Background: Antibiotic therapy has no known benefit against COVID-19, but is often initiated out of concern for concomitant bacterial infection. We sought to determine how common early empiric antibiotic therapy and community-onset bacterial co-infections are in hospitalized patients with COVID-19. Methods: In this multi-center cohort study of hospitalized patients with COVID-19 discharged from 32 Michigan hospitals during the COVID-19 Michigan surge, we describe the use of early empiric antibiotic therapy (within the first two days) and prevalence of community-onset bacterial co-infection. Additionally, we assessed patient and hospital predictors of early empiric antibiotic using poison generalized estimating equation models. Results: Between 3/10/2020 and 5/10/2020, data were collected on 951 COVID-19 PCR positive patients.
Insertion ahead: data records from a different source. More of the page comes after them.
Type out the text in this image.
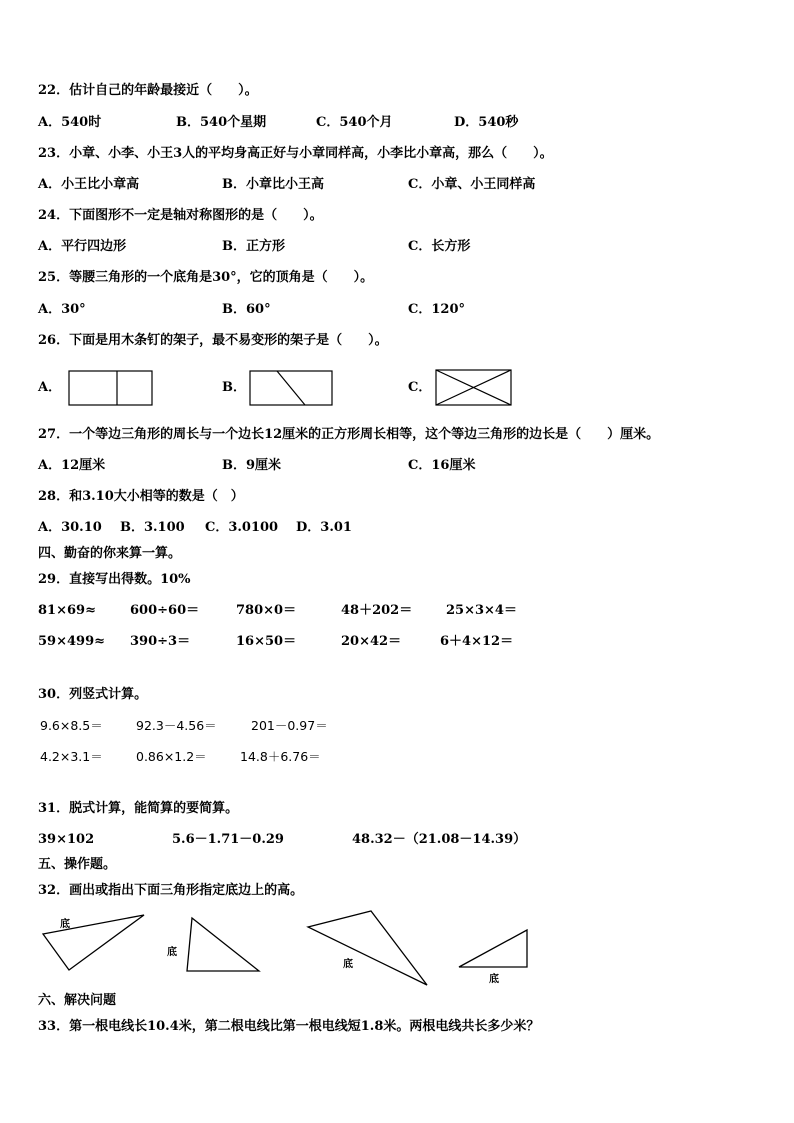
22．估计自己的年龄最接近（　　）。
A．540时	B．540个星期	C．540个月	D．540秒
23．小章、小李、小王3人的平均身高正好与小章同样高，小李比小章高，那么（　　）。
A．小王比小章高	B．小章比小王高	C．小章、小王同样高
24．下面图形不一定是轴对称图形的是（　　）。
A．平行四边形	B．正方形	C．长方形
25．等腰三角形的一个底角是30°，它的顶角是（　　）。
A．30°	B．60°	C．120°
26．下面是用木条钉的架子，最不易变形的架子是（　　）。
A．	B．	C．
27．一个等边三角形的周长与一个边长12厘米的正方形周长相等，这个等边三角形的边长是（　　）厘米。
A．12厘米	B．9厘米	C．16厘米
28．和3.10大小相等的数是（　）
A．30.10 B．3.100 C．3.0100 D．3.01
四、勤奋的你来算一算。
29．直接写出得数。10%
81×69≈	600÷60＝	780×0＝	48＋202＝	25×3×4＝
59×499≈ 390÷3＝	16×50＝	20×42＝	6＋4×12＝
30．列竖式计算。
9.6×8.5＝	92.3－4.56＝	201－0.97＝
4.2×3.1＝	0.86×1.2＝	14.8＋6.76＝
31．脱式计算，能简算的要简算。
39×102	5.6－1.71－0.29	48.32－（21.08－14.39）
五、操作题。
32．画出或指出下面三角形指定底边上的高。
底
底
底
底
六、解决问题
33．第一根电线长10.4米，第二根电线比第一根电线短1.8米。两根电线共长多少米？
Patient characteristics are described in Table 1. Nearly two thirds (62.4%, 593/951) of COVID-19 positive patients were prescribed early empiric antibiotic therapy, most of which (66.2%, 393/593) was directed at community-acquired pathogens. Across hospitals, the proportion of COVID-19 patients prescribed early empiric antibiotics varied from 40% to 90% (Figure 1). On multivariable analysis, patients were more likely to receive early empiric antibiotic therapy if they were older (adjusted rate ratio [ARR]: 1.01 [1.00-1.01] per year), required respiratory support (e.g., low flow oxygen, ARR: 1.16 [1.04-1.29]), had signs of a bacterial infection (e.g., lobar infiltrate, ARR: 1.17 [1.02-1.34]), or were admitted to a for-profit hospital (ARR: 1.27 [1.11-1.45]);patients admitted later were less likely to receive empiric antibiotics (April vs. March, ARR: 0.72 [0.62-0.84], Table 2). Community-onset bacterial co-infections were identified in 4.5% (43/951) of COVID-19 positive patients (2.4% [23/951] positive blood culture;1.9% [18/951] positive respiratory culture). Conclusion: Despite low prevalence of community-onset bacterial co-infections, patients hospitalized with COVID-19 often received early empiric antibiotic therapy. Given the potential harms from unnecessary antibiotic use, including additional personal protective equipment to administer antibiotics, judicious antibiotic use is key in hospitalized patients with COVID-19. (Figure Presented).